Kristin Prevallet

A DREAM OF FINANCIAL RUIN

End of the line. Wanting to sleep with a stockbroker coolly. He 
whipped and tallied, I did not protest. What is the fun of outrage? We 
went darkly, not without warning. I had desire, but could not find the 
connection, much less the plug. I claim all who desire me. That would 
be tricky.

A suburban hussy. My destination chained to a rock. We ate doughnuts 
as if like roaches they would be around forever. Surviving revolutions 
in countries that stockbrokers prevent from uprising. Selfish deceit. 
My stomach was always full. His intentions were less replenished. I 
snooked him anyway.

Jars and jars of pennies sent crashing to the ground. The world made 
of money, lightened up. Heavy in my heart, he began with a matter of 
small coincidence. Because I was from Denver so did I know so-and-so? 
I'd say not. Rather, I would have been in high-school then. I didn't 
know about such things as death in bars. He sought my heart and I bled. 
Not the last drop which was my own, stopping by, to see him again and 
again.

The mahogany furniture shined and tarnished. Sitting, as in hardly 
touched. I sat enfolded in my image, between the shiny legs of the 
desk. He sought out coincidences in me, as if time were calling in for 
messages. Nothing is that perfect. I did not answer, I was not there. 
I had not known the story and all who died there, just because it was 
in Denver.

Staying swanky New York, alone on a Saturday night. The city wasn't 
big enough to indulge his uncertainty, he said, but he sought out fun 
anyhow. Uncertainly, how was it, finding a small hole-in-the-wall, 
talking with all the patrons, a time passed just in the passing of it, 
all night long. Two walked in, they knew the ropes. They chatted a bit, 
after all, in the night we are all young.
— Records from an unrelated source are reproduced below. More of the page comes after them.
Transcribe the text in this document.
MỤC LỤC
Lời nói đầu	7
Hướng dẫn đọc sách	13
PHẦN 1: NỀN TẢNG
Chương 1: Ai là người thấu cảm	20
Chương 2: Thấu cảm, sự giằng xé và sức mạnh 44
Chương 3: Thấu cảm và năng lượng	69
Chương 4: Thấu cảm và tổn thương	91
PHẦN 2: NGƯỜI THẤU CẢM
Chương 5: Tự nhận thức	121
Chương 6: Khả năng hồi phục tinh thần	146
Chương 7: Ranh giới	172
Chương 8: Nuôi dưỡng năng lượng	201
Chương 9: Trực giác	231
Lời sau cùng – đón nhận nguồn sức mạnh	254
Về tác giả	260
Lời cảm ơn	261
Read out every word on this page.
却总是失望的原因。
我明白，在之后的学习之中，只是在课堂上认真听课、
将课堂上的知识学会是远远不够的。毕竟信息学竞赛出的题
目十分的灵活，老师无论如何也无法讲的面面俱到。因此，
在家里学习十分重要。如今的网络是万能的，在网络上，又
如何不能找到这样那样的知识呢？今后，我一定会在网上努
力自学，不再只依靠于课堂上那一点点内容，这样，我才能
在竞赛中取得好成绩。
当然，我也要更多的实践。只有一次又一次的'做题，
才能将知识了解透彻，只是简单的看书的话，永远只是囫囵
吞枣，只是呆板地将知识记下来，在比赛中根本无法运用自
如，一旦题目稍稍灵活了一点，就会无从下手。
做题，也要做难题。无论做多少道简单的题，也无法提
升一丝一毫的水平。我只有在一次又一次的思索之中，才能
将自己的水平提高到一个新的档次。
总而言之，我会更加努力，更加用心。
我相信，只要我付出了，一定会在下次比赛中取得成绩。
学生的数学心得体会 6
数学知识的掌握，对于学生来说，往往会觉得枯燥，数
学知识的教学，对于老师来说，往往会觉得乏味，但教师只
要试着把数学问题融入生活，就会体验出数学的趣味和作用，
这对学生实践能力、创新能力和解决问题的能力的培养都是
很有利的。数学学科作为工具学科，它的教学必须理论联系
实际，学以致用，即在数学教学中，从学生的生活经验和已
It comes about that the city is a small place after all, and they had 
known her, in Denver. Strange coincidence, to find the dead in strange 
places, to know those who knew every detail. The lack of which was his 
haunting, always wondering. And his knowing now makes it all more 
pained. Seeking coincidences in everyone. A permanent connection of 
time and place. That it be repeated. That it will not happen again.

I had no drink, but was located with the girl, with the couple, and 
with he behind the desk. We thought but never said, to cast it all 
away, but then I remembered that his body was ashen. He had torn it 
all away in car wrecks, and now time was settling in with the dents. 
After it all, I had not wanted redemption for the time that passed. 
Only that in sitting with him there for three hours as I did, as my 
heart fell to the ground.

I imagined all sorts of beaches. Waterfronts of lust, where the desk 
was blurred and his knack for numbers hardened where it counts. That 
I cared for his wedding? Hardly. How in loneliness I sat before him, 
a lie all my own. A flat for him to come-to. I saw the two coins that 
fell between us, how joyfully they broke in two and the world was 
saved from financial ruin. And always, saying that it is never too 
late to try again.

He came and I was treated fairly. A coincidence that we had met. If 
only a day sooner, then a connection hard-placed. But the flesh of 
him, there between who he wanted me to be and that hole in his head. 
A fantasy of entrance was good, in dreams. But in thought, he would 
never come. We sat brooding darkly over the numbers. I had it in mind 
to treat him fairly. Lick and insult. Round that hardened place that 
made him. Would that time had no past.